Contributes to DEBAR by Implementing the Abstract Interpretations of TensorFlow APIs

We encourage the developers to contributes to DEBAR by implementing abstract interpretations of other TensorFlow APIs that are not handled by DEBAR. This Section is a guideline for implementing the abstract interpretations.

  1. Please read the description of InferValue and InferArray in the previous Section. If you want to contribute to InferValue, please also read the Range class in Overview. If you want to contribute to InferArray, please also read the Array and Linear class in Overview.
  2. Contribute to InferValue: InferValue contains the abstract interpretations of TensorFlow APIs used in interval abstraction. Please make sure you add a method that:
    1. The method is static.
    2. The method name is the same as the lowercase operation name of the TensorFlow API in the protocol buffer format.
    3. The method accepts two arguments, the first one is a list of abstracted values describing the inputs to the TensorFlow API, the second one is the node attributes in the protocol buffer format.
    4. Please check the arity of the first argument if possible.
    5. Please make sure the abstract interpretation is sound. If you cannot handle some cases, it is always sound to return None or dumy() which instructs the dataflow analysis that part of the implementation is not available or the output range is unbounded.
    6. Returns a new Range object storing the results of the abstracted TensorFlow API.

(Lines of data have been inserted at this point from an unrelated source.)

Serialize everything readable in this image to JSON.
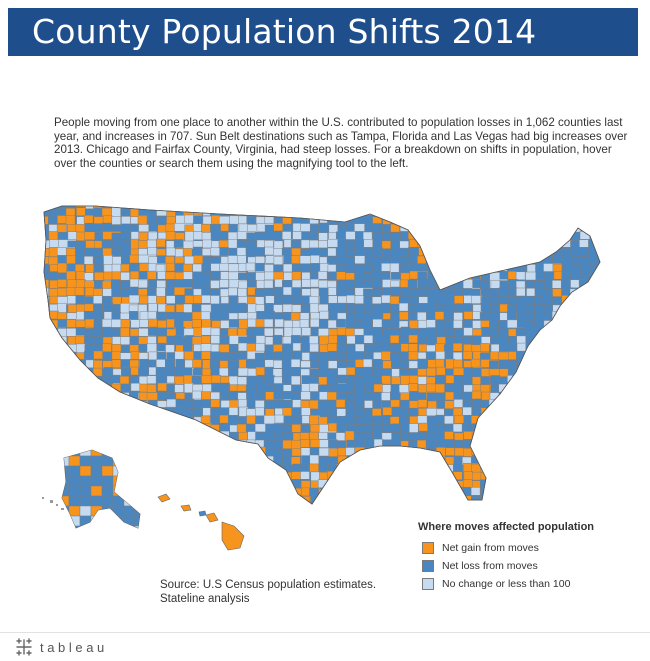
{
  "title": "County Population Shifts 2014",
  "description": "People moving from one place to another within the U.S. contributed to population losses in 1,062 counties last year, and increases in 707. Sun Belt destinations such as Tampa, Florida and Las Vegas had big increases over 2013. Chicago and Fairfax County, Virginia, had steep losses. For a breakdown on shifts in population, hover over the counties or search them using the magnifying tool to the left.",
  "legend": {
    "title": "Where moves affected population",
    "items": [
      {
        "label": "Net gain from moves",
        "color": "#f7941d"
      },
      {
        "label": "Net loss from moves",
        "color": "#4a86c0"
      },
      {
        "label": "No change or less than 100",
        "color": "#c6daf0"
      }
    ]
  },
  "source": {
    "line1": "Source: U.S Census population estimates.",
    "line2": "Stateline analysis"
  },
  "footer": {
    "brand": "tableau",
    "brand_icon": "tableau-plus-logo-icon"
  },
  "colors": {
    "title_bar": "#1f4e8c",
    "gain": "#f7941d",
    "loss": "#4a86c0",
    "neutral": "#c6daf0",
    "county_border": "#7d7d7d"
  }
}
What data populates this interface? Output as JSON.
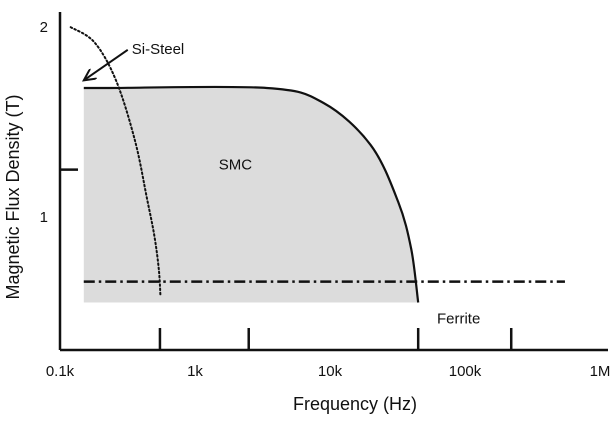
{
  "chart_data": {
    "type": "area",
    "title": "",
    "xlabel": "Frequency (Hz)",
    "ylabel": "Magnetic Flux Density (T)",
    "x_scale": "log",
    "xlim": [
      100,
      1000000
    ],
    "ylim": [
      0.3,
      2.08
    ],
    "x_ticks": [
      {
        "value": 100,
        "label": "0.1k"
      },
      {
        "value": 1000,
        "label": "1k"
      },
      {
        "value": 10000,
        "label": "10k"
      },
      {
        "value": 100000,
        "label": "100k"
      },
      {
        "value": 1000000,
        "label": "1M"
      }
    ],
    "x_minor_ticks": [
      550,
      2500,
      45000,
      220000
    ],
    "y_ticks": [
      {
        "value": 1,
        "label": "1"
      },
      {
        "value": 2,
        "label": "2"
      }
    ],
    "y_minor_ticks": [
      1.25
    ],
    "grid": false,
    "legend": "none",
    "series": [
      {
        "name": "SMC",
        "style": "solid",
        "fill": "#dcdcdc",
        "fill_floor": 0.55,
        "x": [
          150,
          225,
          3400,
          9000,
          20000,
          32000,
          40000,
          45000
        ],
        "y": [
          1.68,
          1.68,
          1.68,
          1.6,
          1.38,
          1.08,
          0.83,
          0.55
        ]
      },
      {
        "name": "Si-Steel",
        "style": "dotted",
        "x": [
          120,
          180,
          260,
          360,
          440,
          500,
          540,
          555
        ],
        "y": [
          2.0,
          1.92,
          1.72,
          1.4,
          1.1,
          0.9,
          0.72,
          0.58
        ]
      },
      {
        "name": "Ferrite",
        "style": "dashdot",
        "x": [
          150,
          550000
        ],
        "y": [
          0.66,
          0.66
        ]
      }
    ],
    "annotations": [
      {
        "text": "SMC",
        "x": 1500,
        "y": 1.25
      },
      {
        "text": "Si-Steel",
        "x": 340,
        "y": 1.86,
        "arrow_to": {
          "x": 150,
          "y": 1.72
        }
      },
      {
        "text": "Ferrite",
        "x": 62000,
        "y": 0.44
      }
    ]
  }
}
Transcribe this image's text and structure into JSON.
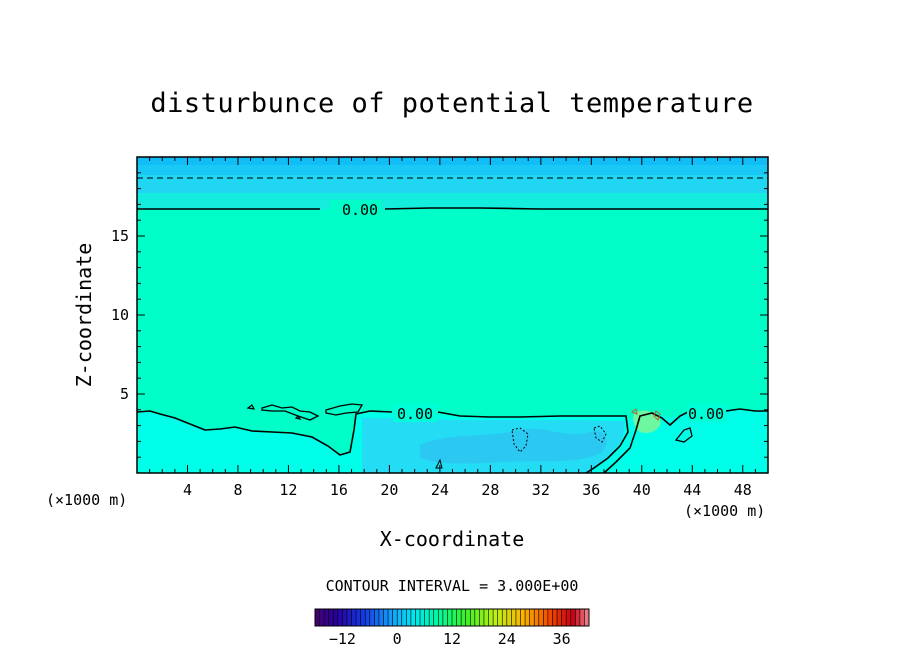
{
  "chart_data": {
    "type": "heatmap",
    "title": "disturbunce of potential temperature",
    "xlabel": "X-coordinate",
    "ylabel": "Z-coordinate",
    "x_unit": "(×1000 m)",
    "z_unit": "(×1000 m)",
    "xlim": [
      0,
      50
    ],
    "ylim": [
      0,
      20
    ],
    "x_ticks": [
      4,
      8,
      12,
      16,
      20,
      24,
      28,
      32,
      36,
      40,
      44,
      48
    ],
    "y_ticks": [
      5,
      10,
      15
    ],
    "contour_labels": [
      "0.00",
      "0.00",
      "0.00"
    ],
    "contour_interval_text": "CONTOUR INTERVAL = 3.000E+00",
    "colorbar": {
      "min": -18,
      "max": 42,
      "ticks": [
        -12,
        0,
        12,
        24,
        36
      ]
    },
    "regions": [
      {
        "name": "upper layer",
        "z_range": [
          17,
          20
        ],
        "color": "#19b6f4"
      },
      {
        "name": "middle",
        "z_range": [
          4,
          17
        ],
        "color": "#00ffc8"
      },
      {
        "name": "lower",
        "z_range": [
          0,
          4
        ],
        "color": "#00ffe6"
      },
      {
        "name": "lower cold pool",
        "x_range": [
          18,
          39
        ],
        "z_range": [
          0,
          3.6
        ],
        "color": "#1ee0f4"
      }
    ]
  }
}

  3. Contribute to InferArray: InferArray contains the abstract interpretations of TensorFlow APIs used in the tensor partition and the linear affine relation. Please make sure you add a method that meets the 6 requirements above. Notice that it is not necessary to have an abstract interpretation in InferArray for any TensorFlow APIs. It is recommended to implement unhandled affine transformations. It is also recommended to implement some shape transformations whose input and output have the same interval abstraction.